Como estátuas em uma galeria, permanecem diante da imaginação arquétipo após arquétipo do que podemos nos tornar. “Venham até mim todos vocês que labutam e estão sobrecarregados, e eu lhes darei o repouso” — e assim brilha em beleza o arquétipo dos Buddhas e dos Cristos. “Recebam a minha força e saiam para a vitória.” — relampeja em esplendor o arquétipo dos Manus. “A sabedoria atinge de um extremo ao outro do mundo;poderosa e docemente organiza ela todas as coisas” — canta em triunfo o arquétipo dos filósofos. “Quão belas são os pés sobre as montanhas daquele que traz as boas novas.” —revela na alegria o arquétipo dos artistas. “Na chama da minha devoção sejas tu purgado do pecado.” — sussurra o arquétipo dos santos.
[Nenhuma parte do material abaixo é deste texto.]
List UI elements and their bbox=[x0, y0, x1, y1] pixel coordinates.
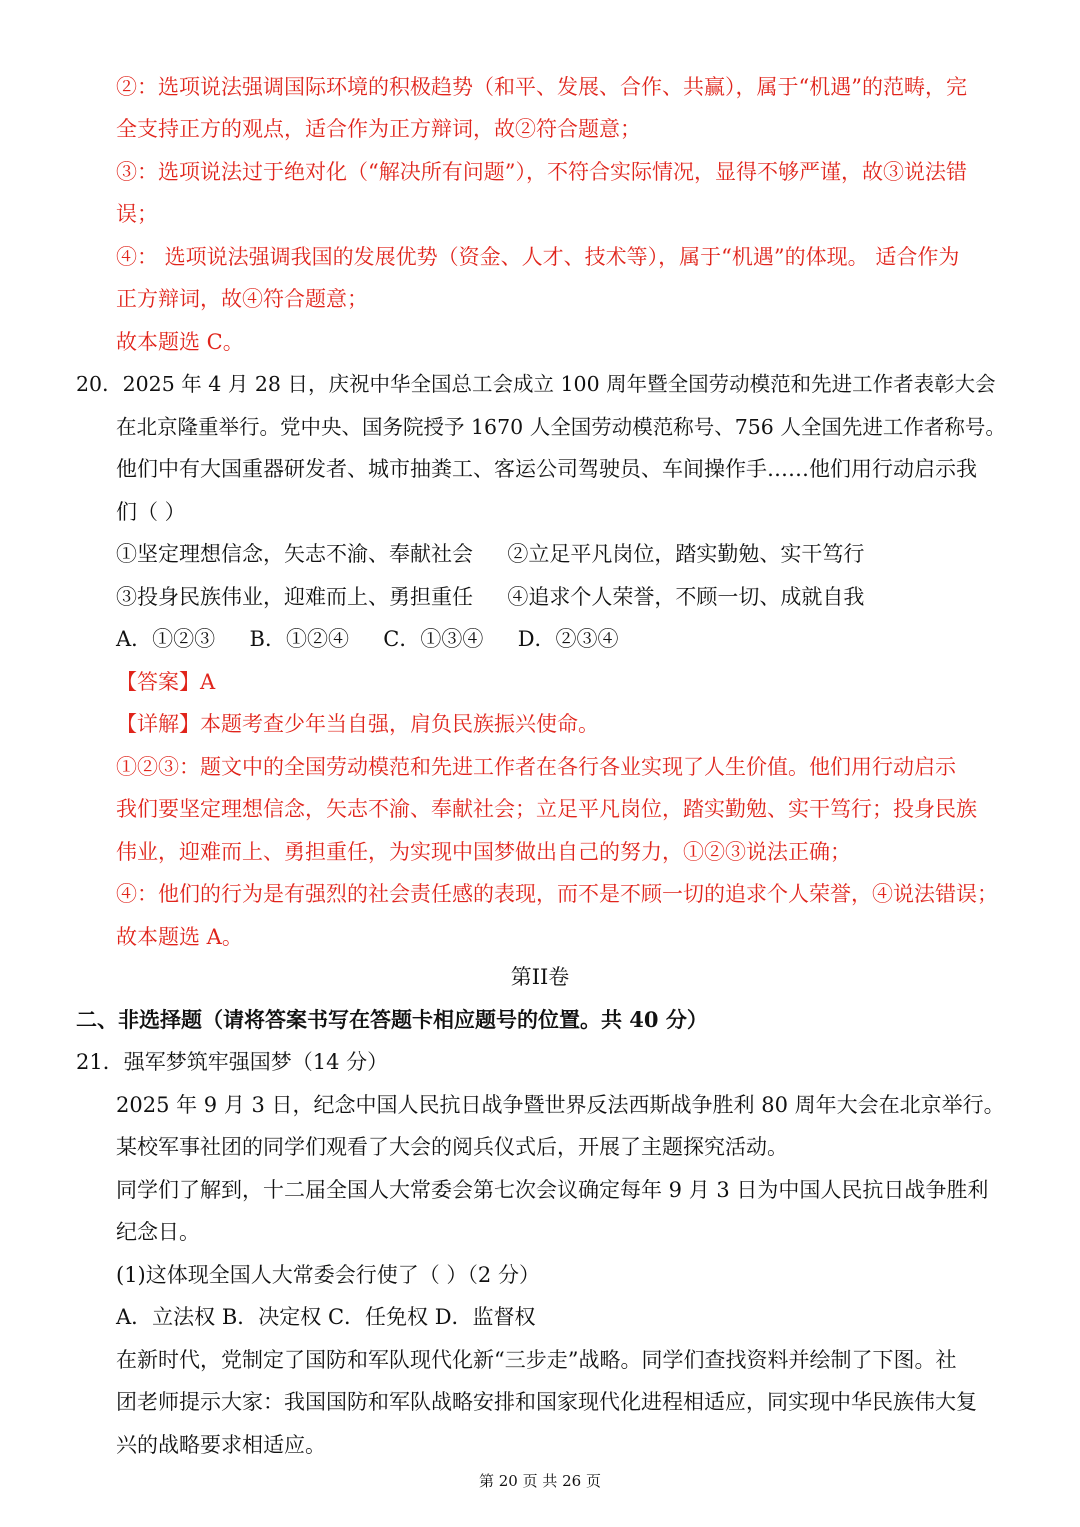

Advogado e santo, professor e administrador,curador e artista, organizador e pioneiro, esses e muitos outros tipos de trabalhadores existem no mundo das idéias como arquétipos — essas corporificações do bem, do verdadeiro e do belo, nas quais a Mente Divina quis se manifestar na eternidade.
Quando com imaginação treinada a alma medita sobre a história de suas dores, e vê elevando-se de suas chamas vívidas o arquétipo do que ela será, então nada permanece a não ser ser una com ele na felicidade e na miséria, na vitória e na derrota. Um novo Rahasya ou “segredo das idades” é daí por diante a nova palavra de poder da alma — tat karma, tad asmi, “o trabalho que sou eu.” Todas as experiências são então propositadamente forjadas como instrumentos para esse trabalho. Mesmo na câmara de tortura da vida, a contemplação do trabalhador é o seu arquétipo, e com o seu alento moribundo ele sussurra e dá testemunho, “O Trabalho, que sou eu”.
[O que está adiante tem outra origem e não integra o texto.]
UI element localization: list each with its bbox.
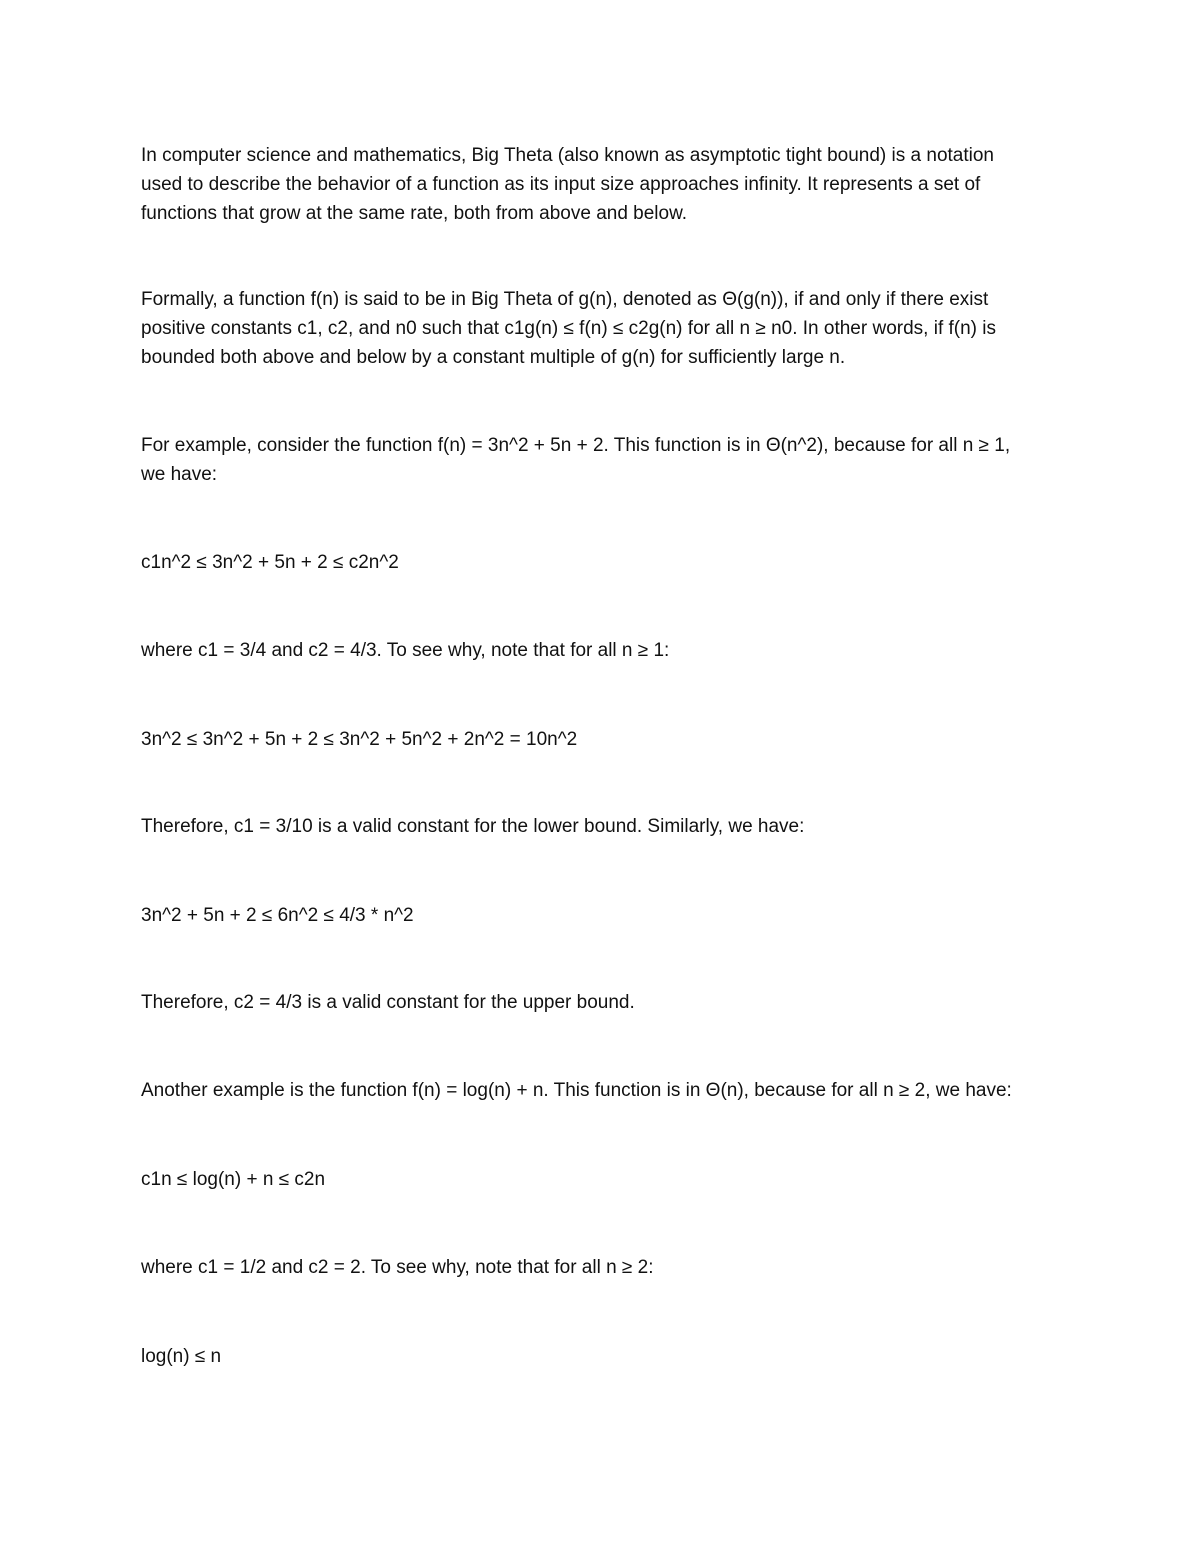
paragraph-1-line-2: used to describe the behavior of a function as its input size approaches infinity. It represents a set of — [141, 174, 981, 195]
equation-2: 3n^2 ≤ 3n^2 + 5n + 2 ≤ 3n^2 + 5n^2 + 2n^2 = 10n^2 — [141, 729, 578, 750]
paragraph-7: Another example is the function f(n) = log(n) + n. This function is in Θ(n), because for all n ≥ 2, we have: — [141, 1080, 1012, 1101]
paragraph-3-line-1: For example, consider the function f(n) = 3n^2 + 5n + 2. This function is in Θ(n^2), because for all n ≥ 1, — [141, 435, 1011, 456]
equation-4: c1n ≤ log(n) + n ≤ c2n — [141, 1169, 326, 1190]
paragraph-3-line-2: we have: — [141, 464, 218, 485]
equation-1: c1n^2 ≤ 3n^2 + 5n + 2 ≤ c2n^2 — [141, 552, 399, 573]
paragraph-4: where c1 = 3/4 and c2 = 4/3. To see why, note that for all n ≥ 1: — [141, 640, 670, 661]
paragraph-2-line-2: positive constants c1, c2, and n0 such that c1g(n) ≤ f(n) ≤ c2g(n) for all n ≥ n0. In other words, if f(n) is — [141, 318, 996, 339]
paragraph-2-line-3: bounded both above and below by a constant multiple of g(n) for sufficiently large n. — [141, 347, 846, 368]
paragraph-1-line-3: functions that grow at the same rate, both from above and below. — [141, 203, 688, 224]
paragraph-6: Therefore, c2 = 4/3 is a valid constant for the upper bound. — [141, 992, 635, 1013]
paragraph-1-line-1: In computer science and mathematics, Big Theta (also known as asymptotic tight bound) is a notation — [141, 145, 994, 166]
equation-3: 3n^2 + 5n + 2 ≤ 6n^2 ≤ 4/3 * n^2 — [141, 905, 414, 926]
paragraph-2-line-1: Formally, a function f(n) is said to be in Big Theta of g(n), denoted as Θ(g(n)), if and only if there exist — [141, 289, 989, 310]
paragraph-8: where c1 = 1/2 and c2 = 2. To see why, note that for all n ≥ 2: — [141, 1257, 654, 1278]
equation-5: log(n) ≤ n — [141, 1346, 222, 1367]
paragraph-5: Therefore, c1 = 3/10 is a valid constant for the lower bound. Similarly, we have: — [141, 816, 805, 837]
Não existe nenhum conforto final na vida, exceto em nosso trabalho. Mãos amorosas poderão nos dar alegria e repouso, mas a mensagem de amor é sempre que nós podemos nos preparar para um labor mais árduo. Para aquele que viu o seu arquétipo, nenhuma dor ou desapontamento poderá desfigurar o seu entusiasmo, nenhum céu poderá tirá-lo de sua realização. Os dois universos da alma e do ambiente da alma começam a se fundir em um, à medida que o trabalhador se torna cada vez mais digno de seu trabalho.
Quando a alma não puder nunca mais ser desviada de seu trabalho, quando a alma e seu trabalho forem um e não dois, então o objetivo estará atingido.
Este é o último trabalho do Mestre com seu discípulo. O aspirante e a senda devem se tornar um, diz um antigo manual. É para essa união que a vida nos pressiona a todos.
Mas quão brilhante é a senda, quão estimulante mesmo são seus perigos, quando a alma viu o seu arquétipo e fez o voto “Esse sou eu”. Uma tal alma não necessita mais de um guia,nem mesmo de um deus para adorar, diferente do seu trabalho. Aquela alma que se atreve a ser assim livre de sacerdotes e de livros, una com o seu trabalho, essa alma sozinha chegará à libertação.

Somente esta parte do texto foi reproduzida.